Anglers are hard-pressed to name a freshwater fish that, pound for pound, fights as hard as a smallmouth bass. The bass will dance on the surface or dive toward deep water, all the while posing a challenge for any fisherman who hooks one. A variety of lures are effective for catching smallmouth bass, but some perform particularly well.
In-line spinners feature a spinning blade, weight and a hook. Some also have marabou skirts, while others do not. They are versatile lures that can be fished near the water's surface or near the bottom. Wherever they're fished, they catch smallmouth bass. Small in-line spinners will catch smallmouth bass of all sizes, while the largest ones work particularly well for big smallmouths.

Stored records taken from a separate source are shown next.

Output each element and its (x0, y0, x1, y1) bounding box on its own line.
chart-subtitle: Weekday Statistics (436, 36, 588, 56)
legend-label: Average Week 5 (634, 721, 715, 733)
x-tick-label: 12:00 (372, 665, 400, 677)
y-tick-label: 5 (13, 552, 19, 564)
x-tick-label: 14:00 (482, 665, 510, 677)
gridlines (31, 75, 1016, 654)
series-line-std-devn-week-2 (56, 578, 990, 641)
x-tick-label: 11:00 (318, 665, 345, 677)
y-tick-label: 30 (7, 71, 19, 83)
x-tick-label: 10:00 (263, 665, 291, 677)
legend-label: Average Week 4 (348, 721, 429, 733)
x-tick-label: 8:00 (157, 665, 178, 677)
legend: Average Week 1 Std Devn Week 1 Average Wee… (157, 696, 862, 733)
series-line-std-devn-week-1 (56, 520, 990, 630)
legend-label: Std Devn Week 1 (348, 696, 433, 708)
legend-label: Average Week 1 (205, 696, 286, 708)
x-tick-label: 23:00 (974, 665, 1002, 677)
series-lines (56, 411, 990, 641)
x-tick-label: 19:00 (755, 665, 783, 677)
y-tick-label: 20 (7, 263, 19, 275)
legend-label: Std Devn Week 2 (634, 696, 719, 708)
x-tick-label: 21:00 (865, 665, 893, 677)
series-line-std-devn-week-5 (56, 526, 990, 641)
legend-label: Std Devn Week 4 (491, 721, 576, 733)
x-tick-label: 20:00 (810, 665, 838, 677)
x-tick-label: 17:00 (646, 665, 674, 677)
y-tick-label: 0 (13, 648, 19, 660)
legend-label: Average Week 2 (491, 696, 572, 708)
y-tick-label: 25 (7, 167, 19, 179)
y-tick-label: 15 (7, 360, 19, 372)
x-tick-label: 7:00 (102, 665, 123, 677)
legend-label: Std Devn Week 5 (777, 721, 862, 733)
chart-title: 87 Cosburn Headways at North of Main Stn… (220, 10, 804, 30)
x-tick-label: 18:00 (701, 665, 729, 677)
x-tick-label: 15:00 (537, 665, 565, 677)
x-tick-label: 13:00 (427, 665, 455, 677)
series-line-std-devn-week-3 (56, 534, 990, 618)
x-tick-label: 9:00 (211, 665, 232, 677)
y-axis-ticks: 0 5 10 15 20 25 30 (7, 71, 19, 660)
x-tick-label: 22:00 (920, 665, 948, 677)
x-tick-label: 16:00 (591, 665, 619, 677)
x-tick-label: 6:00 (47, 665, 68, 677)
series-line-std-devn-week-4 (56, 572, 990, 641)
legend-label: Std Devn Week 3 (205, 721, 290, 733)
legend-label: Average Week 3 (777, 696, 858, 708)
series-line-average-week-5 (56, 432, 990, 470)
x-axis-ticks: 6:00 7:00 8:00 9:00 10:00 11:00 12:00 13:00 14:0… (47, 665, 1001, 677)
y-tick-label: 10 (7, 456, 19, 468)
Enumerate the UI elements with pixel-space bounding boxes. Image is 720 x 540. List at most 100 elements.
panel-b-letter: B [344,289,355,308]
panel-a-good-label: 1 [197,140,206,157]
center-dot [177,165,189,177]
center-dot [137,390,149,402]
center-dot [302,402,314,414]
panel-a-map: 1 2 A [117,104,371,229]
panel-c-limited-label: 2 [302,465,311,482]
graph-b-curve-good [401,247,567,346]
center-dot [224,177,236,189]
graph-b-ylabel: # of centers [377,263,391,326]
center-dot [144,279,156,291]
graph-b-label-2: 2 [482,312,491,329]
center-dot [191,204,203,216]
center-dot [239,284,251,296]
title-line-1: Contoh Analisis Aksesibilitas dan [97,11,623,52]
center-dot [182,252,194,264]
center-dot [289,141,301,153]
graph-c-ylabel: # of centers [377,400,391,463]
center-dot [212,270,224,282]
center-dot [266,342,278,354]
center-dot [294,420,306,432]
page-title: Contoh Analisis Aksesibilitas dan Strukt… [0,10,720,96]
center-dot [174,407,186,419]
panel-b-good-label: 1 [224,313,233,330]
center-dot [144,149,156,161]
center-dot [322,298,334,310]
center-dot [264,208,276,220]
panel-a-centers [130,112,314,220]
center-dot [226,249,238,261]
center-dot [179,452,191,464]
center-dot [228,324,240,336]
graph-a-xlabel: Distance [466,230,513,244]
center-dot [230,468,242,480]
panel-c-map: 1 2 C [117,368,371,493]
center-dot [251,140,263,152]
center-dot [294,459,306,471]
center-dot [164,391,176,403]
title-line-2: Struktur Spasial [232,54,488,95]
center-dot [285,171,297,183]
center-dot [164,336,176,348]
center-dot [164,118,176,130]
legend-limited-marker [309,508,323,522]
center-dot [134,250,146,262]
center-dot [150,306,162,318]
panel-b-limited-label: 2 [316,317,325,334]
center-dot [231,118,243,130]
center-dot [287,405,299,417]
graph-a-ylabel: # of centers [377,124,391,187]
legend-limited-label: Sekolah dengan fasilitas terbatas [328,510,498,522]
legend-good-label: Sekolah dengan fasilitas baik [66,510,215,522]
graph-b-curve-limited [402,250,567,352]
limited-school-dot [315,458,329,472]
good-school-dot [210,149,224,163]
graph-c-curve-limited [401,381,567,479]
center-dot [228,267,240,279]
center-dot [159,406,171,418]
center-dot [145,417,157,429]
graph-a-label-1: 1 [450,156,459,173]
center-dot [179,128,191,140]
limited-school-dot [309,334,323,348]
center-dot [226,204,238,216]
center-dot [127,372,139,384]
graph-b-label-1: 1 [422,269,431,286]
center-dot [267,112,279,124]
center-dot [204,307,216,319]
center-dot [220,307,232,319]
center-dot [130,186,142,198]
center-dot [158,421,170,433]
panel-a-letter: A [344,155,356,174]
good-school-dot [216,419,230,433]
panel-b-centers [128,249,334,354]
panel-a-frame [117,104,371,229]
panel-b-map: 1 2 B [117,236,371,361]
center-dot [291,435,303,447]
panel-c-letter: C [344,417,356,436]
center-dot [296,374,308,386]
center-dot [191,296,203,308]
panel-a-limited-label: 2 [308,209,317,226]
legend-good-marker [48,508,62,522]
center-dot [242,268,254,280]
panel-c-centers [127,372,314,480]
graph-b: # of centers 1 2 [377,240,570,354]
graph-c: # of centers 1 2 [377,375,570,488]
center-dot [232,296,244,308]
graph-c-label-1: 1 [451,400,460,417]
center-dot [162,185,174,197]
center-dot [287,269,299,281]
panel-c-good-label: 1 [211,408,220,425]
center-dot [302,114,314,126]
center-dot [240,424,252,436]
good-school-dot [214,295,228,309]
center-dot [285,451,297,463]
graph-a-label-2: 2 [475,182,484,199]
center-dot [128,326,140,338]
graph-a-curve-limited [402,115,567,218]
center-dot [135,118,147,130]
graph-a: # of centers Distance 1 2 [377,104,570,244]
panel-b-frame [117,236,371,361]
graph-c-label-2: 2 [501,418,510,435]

But if you just want to catch a bunch of fish, use a #3 in-line spinner. Color typically is not important, though gold blades tend to perform best in clear water. Target rocky areas with in-line spinners and begin by retrieving the bait so it is just under the surface. The most aggressive smallmouths will hit an in-line spinner retrieved in this way, while fish that are more lethargic require a slower approach that results in the bait running near the bottom.
Jig and Grub
Like an in-line spinner, a jig and grub is also a versatile lure. Lead-head jigs between 1/8 oz. and 1/4 oz. are best. The grub should be 3 to 5 inches long, and threaded onto the shank of the jig. Try to retrieve the combination just under the surface, so the tail of the grub creates a wake on the surface. If you are fishing in deeper water--on the edges of points or humps, for example--work the jig and grub combination just off the bottom.
Sometimes, it's best to hop the lure off the bottom and then let it sink, while other times it's best to retrieve it slowly along the bottom, allowing the grub's gyrating tail to attract a bite. Translucent or smoke colors tend to work best in clear water, while dark, solid colors are best in stained or murky water.
Poppers are surface lures with a concave face that splashes water as it's retrieved toward the boat. These lures are especially effective over shallow rocks, though in clear water, smallmouth bass will come from depths of 20 feet or more to smash a popper on the surface.
Cast the lure out and let it sit until all the ripples in the water are gone. Then jerk your rod tip so the lure splashes water, and let the lure sit idle again. Aggressive fish may respond best to a sharp jerk and large splash, while less aggressive fish might bite best on a popper that splashes and then sits idle for a few seconds. Vary your retrieve styles until you learn what the smallmouth bass prefer on that day. Topwater baits often produce best under low-light conditions, though it's never a bad idea--especially on a calm, sunny day--to throw a popper from time to time.